They can
argue, but if we keep our heads, they cannot
overturn a founding
principle. As in the Atorvastatin article when
patients are running to
their doctors, saying, "My God, I can't
think", and it
is observable by
medical practitioners that indeed they can't,
it's a
significant event.
However, it does need to be put into proportion,
serious effects to a few
hundred people must be weighed against
efficacious
help for millions.
http://www.theheart.org/article/843115.do
Note the reference to a Wall Street Journal article.
If our inclusion of this information in a Wikipedia
article and placing
undue emphasis on it results in thousands of
deaths
because people are
afraid of the drug, then we need to look at the
way it
is handled, not
just to a conclusion that there can be no
negative
information about
useful drugs.
Fred
On the other hand, failing to include it could be leading
to deaths.
The point is, we can't know. What we have always done is
simply report
(responsibly) what the reliable sources are saying, and
that has
always included the high-quality media, because they
represent a
significant source of majority or significant-minority
opinion. The
academic journals are often very slow to report problems.
You are right that they cannot overturn a founding
principle. But they
can ignore it, or persuade new editors that their
interpretation of it
is correct, and after a few years of this the spirit of the
founding
principle gets lost. Fighting them is a tremendous amount
of work, and
increasingly few people have the stomach for it.
Sarah
We are between a rock and a hard place, aren't we. Media reports
- may report interesting studies as scientific breakthroughs;
- sometimes misreport statistical significance levels;
- may present claims as major controversies in a field, even if 98% of
scholars are in agreement;
- etc.
Some of our articles completely ignore the existing scholarly literature in
favour of press articles, simply because the latter are more easily
accessible.
Nobody denies that the best journalistic work may be more reliable than
the lowest-quality scholarly work. If I am presented with a meticulously
researched, extensively fact-checked 60-page article in the New Yorker and
a conference paper delivered by an academic oddball, my sympathies are
entirely with the New Yorker.
On the other hand, nobody will seriously argue that, all things being
equal, the average media report is more reliable, or even as reliable, as
the average scholarly source.
And where there is a body of scholarly research, the peer-reviewed
scholarly literature is the most authoritative literature around. When
governments formulate policy, they do not look in the pages of the Daily
Telegraph to establish what the scientific state of the art is. They do
not contact the BBC's science writers to present them with a brief.

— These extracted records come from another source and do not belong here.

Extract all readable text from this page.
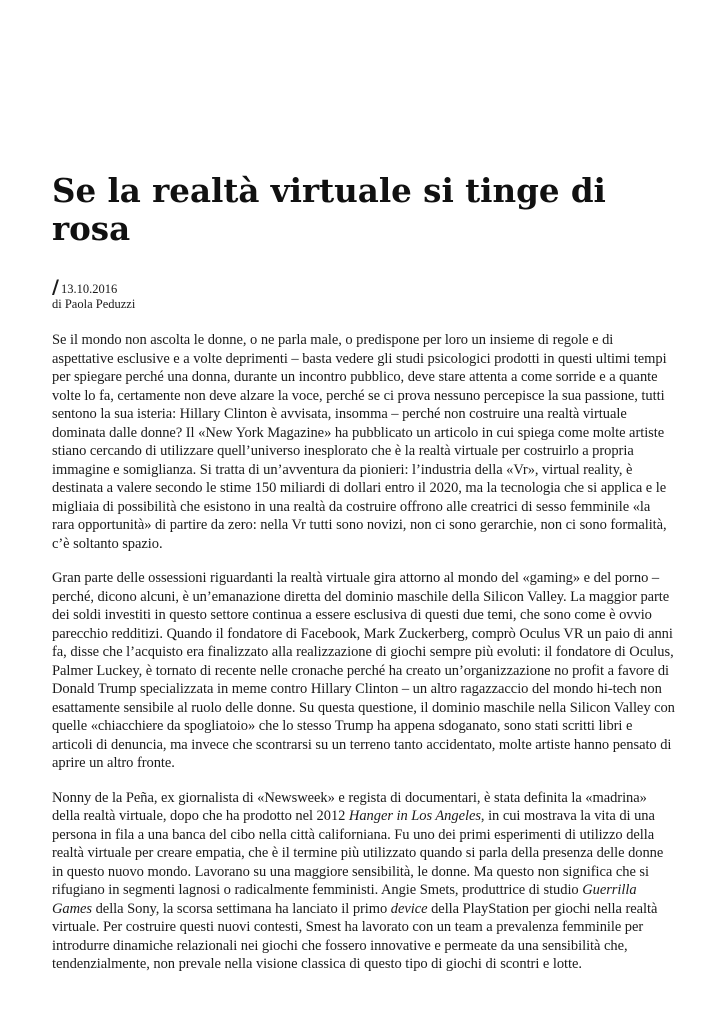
Se la realtà virtuale si tinge di rosa
/ 13.10.2016
di Paola Peduzzi

Se il mondo non ascolta le donne, o ne parla male, o predispone per loro un insieme di regole e di aspettative esclusive e a volte deprimenti – basta vedere gli studi psicologici prodotti in questi ultimi tempi per spiegare perché una donna, durante un incontro pubblico, deve stare attenta a come sorride e a quante volte lo fa, certamente non deve alzare la voce, perché se ci prova nessuno percepisce la sua passione, tutti sentono la sua isteria: Hillary Clinton è avvisata, insomma – perché non costruire una realtà virtuale dominata dalle donne? Il «New York Magazine» ha pubblicato un articolo in cui spiega come molte artiste stiano cercando di utilizzare quell’universo inesplorato che è la realtà virtuale per costruirlo a propria immagine e somiglianza. Si tratta di un’avventura da pionieri: l’industria della «Vr», virtual reality, è destinata a valere secondo le stime 150 miliardi di dollari entro il 2020, ma la tecnologia che si applica e le migliaia di possibilità che esistono in una realtà da costruire offrono alle creatrici di sesso femminile «la rara opportunità» di partire da zero: nella Vr tutti sono novizi, non ci sono gerarchie, non ci sono formalità, c’è soltanto spazio.

Gran parte delle ossessioni riguardanti la realtà virtuale gira attorno al mondo del «gaming» e del porno – perché, dicono alcuni, è un’emanazione diretta del dominio maschile della Silicon Valley. La maggior parte dei soldi investiti in questo settore continua a essere esclusiva di questi due temi, che sono come è ovvio parecchio redditizi. Quando il fondatore di Facebook, Mark Zuckerberg, comprò Oculus VR un paio di anni fa, disse che l’acquisto era finalizzato alla realizzazione di giochi sempre più evoluti: il fondatore di Oculus, Palmer Luckey, è tornato di recente nelle cronache perché ha creato un’organizzazione no profit a favore di Donald Trump specializzata in meme contro Hillary Clinton – un altro ragazzaccio del mondo hi-tech non esattamente sensibile al ruolo delle donne. Su questa questione, il dominio maschile nella Silicon Valley con quelle «chiacchiere da spogliatoio» che lo stesso Trump ha appena sdoganato, sono stati scritti libri e articoli di denuncia, ma invece che scontrarsi su un terreno tanto accidentato, molte artiste hanno pensato di aprire un altro fronte.

Nonny de la Peña, ex giornalista di «Newsweek» e regista di documentari, è stata definita la «madrina» della realtà virtuale, dopo che ha prodotto nel 2012 Hanger in Los Angeles, in cui mostrava la vita di una persona in fila a una banca del cibo nella città californiana. Fu uno dei primi esperimenti di utilizzo della realtà virtuale per creare empatia, che è il termine più utilizzato quando si parla della presenza delle donne in questo nuovo mondo. Lavorano su una maggiore sensibilità, le donne. Ma questo non significa che si rifugiano in segmenti lagnosi o radicalmente femministi. Angie Smets, produttrice di studio Guerrilla Games della Sony, la scorsa settimana ha lanciato il primo device della PlayStation per giochi nella realtà virtuale. Per costruire questi nuovi contesti, Smest ha lavorato con un team a prevalenza femminile per introdurre dinamiche relazionali nei giochi che fossero innovative e permeate da una sensibilità che, tendenzialmente, non prevale nella visione classica di questo tipo di giochi di scontri e lotte.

Instead, they ask the advice of leading scholars.
There is the difference in reliability in a nutshell.
As an encyclopedia, we cannot pretend that writing an article on climate
change, or the solar system, or cholesterol, or Doris Lessing's novels, can
be done just as well using media sources as it can be done using scholarly
sources.
It can't.
Having said that, I would always argue that it is our job to cover notable
controversies in the public consciousness, including controversies
surrounding topics that are the subject of scholarly research.
There is merit to both sides of the debate here:
In fields that are the subject of significant academic research -- whether
that be hard science or the humanities -- we must make sure that we reflect
the current status of that research. If all we cite is newspapers, we have
done a poor job.
If there is significant discussion in the media around one of these topics,
we must tell the reader about this discussion. If we don't, we have done a
poor job.
Where media reports are based on scholarly studies, it is best to cite both
the media report and the study, as Fred did in the Atorvastatin edit (which
has stuck so far), and where they disagree, go with the underlying study.
If we are agreed on the above principles, the task becomes a simple one:
find a wording that encapsulates those principles.